Митьке был неприятен этот разговор.
– Где пальто такое, не по чину, раздобыл?.. сосед на именины подарил?
– По случаю, напрокат в одном месте взял… – со вздохом уклонился Санька. – И как встренулся я глазами с этим Арташезом, так и похолодал весь: вдруг узнает? И, как назло, ни воды, ни дырки какой поблизости, провалиться некуда… А с другой стороны, на душе скребет, чего ж ты с ним рядом, Велосипед, не котишься?.. ай не вместе воевали?
– Кивнул хоть тебе? – нащурясь и порозовев в виске, поинтересовался Митька.
– Не заметил меня… А дамочка, промежду прочим, очень подходящая такая: шапочка самокраснейшего колеру, бровки-губки как рисованные, и сама вся ласковей хоречка.
– Не завидуй товарищу, – сухо одернул его Митька. – Кто же тебе самому мешает!
– Вот я с тем и пришел к тебе, хозяин… – заметно обрадовался Санька, потому что только ради этого дозволения и завел разговор. – Думаю, ведь это даже у животных имеется… любовь. Амба мне, ведь и я тоже влюбился в женщину!
– Ах, вот ты к чему усы-то отпустил, – посмеялся Митька и впервые с пристальным любопытством окинул взглядом Санькину фигуру. – Где ж ты ее подцепил?

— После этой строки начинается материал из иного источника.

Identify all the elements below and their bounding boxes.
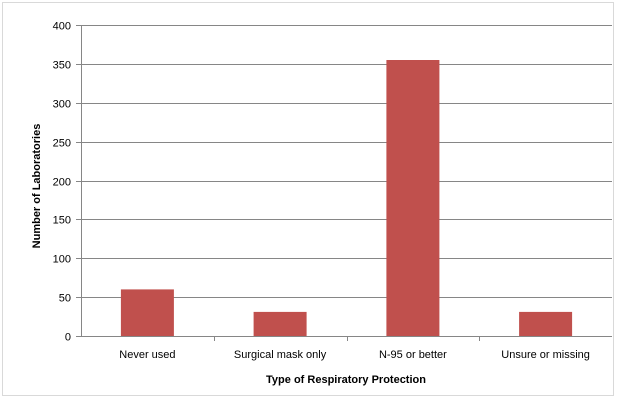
bar xyxy=(519,311,573,336)
y-tick-label: 50 xyxy=(59,293,71,305)
bar xyxy=(253,311,307,336)
y-tick-label: 400 xyxy=(53,21,71,33)
y-tick-label: 200 xyxy=(53,177,71,189)
bar xyxy=(386,60,440,336)
x-tick-label: Surgical mask only xyxy=(234,349,327,361)
x-tick-label: N-95 or better xyxy=(379,349,447,361)
x-tick-label: Never used xyxy=(119,349,175,361)
y-tick-label: 0 xyxy=(65,332,71,344)
y-tick-label: 300 xyxy=(53,99,71,111)
x-tick-label: Unsure or missing xyxy=(501,349,590,361)
y-tick-label: 150 xyxy=(53,215,71,227)
x-tick-labels: Never used Surgical mask only N-95 or bett… xyxy=(119,349,590,361)
y-axis-title: Number of Laboratories xyxy=(31,124,43,249)
chart-frame xyxy=(2,2,614,396)
bars xyxy=(120,60,573,336)
y-tick-labels: 0 50 100 150 200 250 300 350 400 xyxy=(53,21,71,344)
y-tick-label: 350 xyxy=(53,60,71,72)
x-axis-title: Type of Respiratory Protection xyxy=(266,374,426,386)
bar xyxy=(120,289,174,336)
axes xyxy=(76,25,612,341)
y-tick-label: 100 xyxy=(53,254,71,266)
gridlines xyxy=(81,25,612,298)
y-tick-label: 250 xyxy=(53,138,71,150)
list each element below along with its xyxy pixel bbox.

– Срамно сказать, хозяин, на бульваре. Мокро, под ногами дрызготня, осень… иду, обдумываю план текущих действий, держусь в кармане за последнюю пропойную трешницу. И тут замечаю: сидит в сторонке одна в глазастой косыночке, несмотря на погоду, и свежие цветочки на грудке наколоты, чтоб и задорно было, да и для милиции неприступно со стороны. Вроде бы девица нетактичного поведения, одним словом. Подсаживаюсь. «Пардон, говорю, какая это растения у вас, извините за нескромность? Я уж давно интересуюсь такими прелестными бутонами!» А она мне: «Ой, вы шутите. Это всего только простая фиялка!» – «Напротив, отвечаю, я всегда был в жизни очень восхищен фиялкой, хотя по роду службы у нас до цветов как-то руки не доходят, мечтание, однако, и у нас случается. Без мечтания никак не может прожить ни один человек. А вот, к примеру, – закидываю удочку, – как у вас самех насчет мечтания?» И тут она с тихой дрожью мне отвечает, что мечтание одно у ней – замерзнуть. «А то, смеется, веревки боюся, – висеть, в аптеке тоже ничего вредного для здоровья без рецепту не отпускают… Так что придется до снегу месячишко-другой с этим делом повременить!» Посля таких ейных слов начинаю я смекать, хозяин: не иначе как из подшибленного сословия. Видать, со службы сократили по происхождению родителей, вот и надоумилась на улицу за хлебцем сходить, и вышла, по всему видать, не больше как по третьему разу. А надо сознаться, у меня после войны редко наступает красивое переживание, но эта вдруг всю душу мне перевернула. Вижу, пузырь пускает девица: ведь на глыбкое место без навыку попасть – враз закрутит, тут и за соломинку хватаются. А может, думаю, соломинка эта я и есть?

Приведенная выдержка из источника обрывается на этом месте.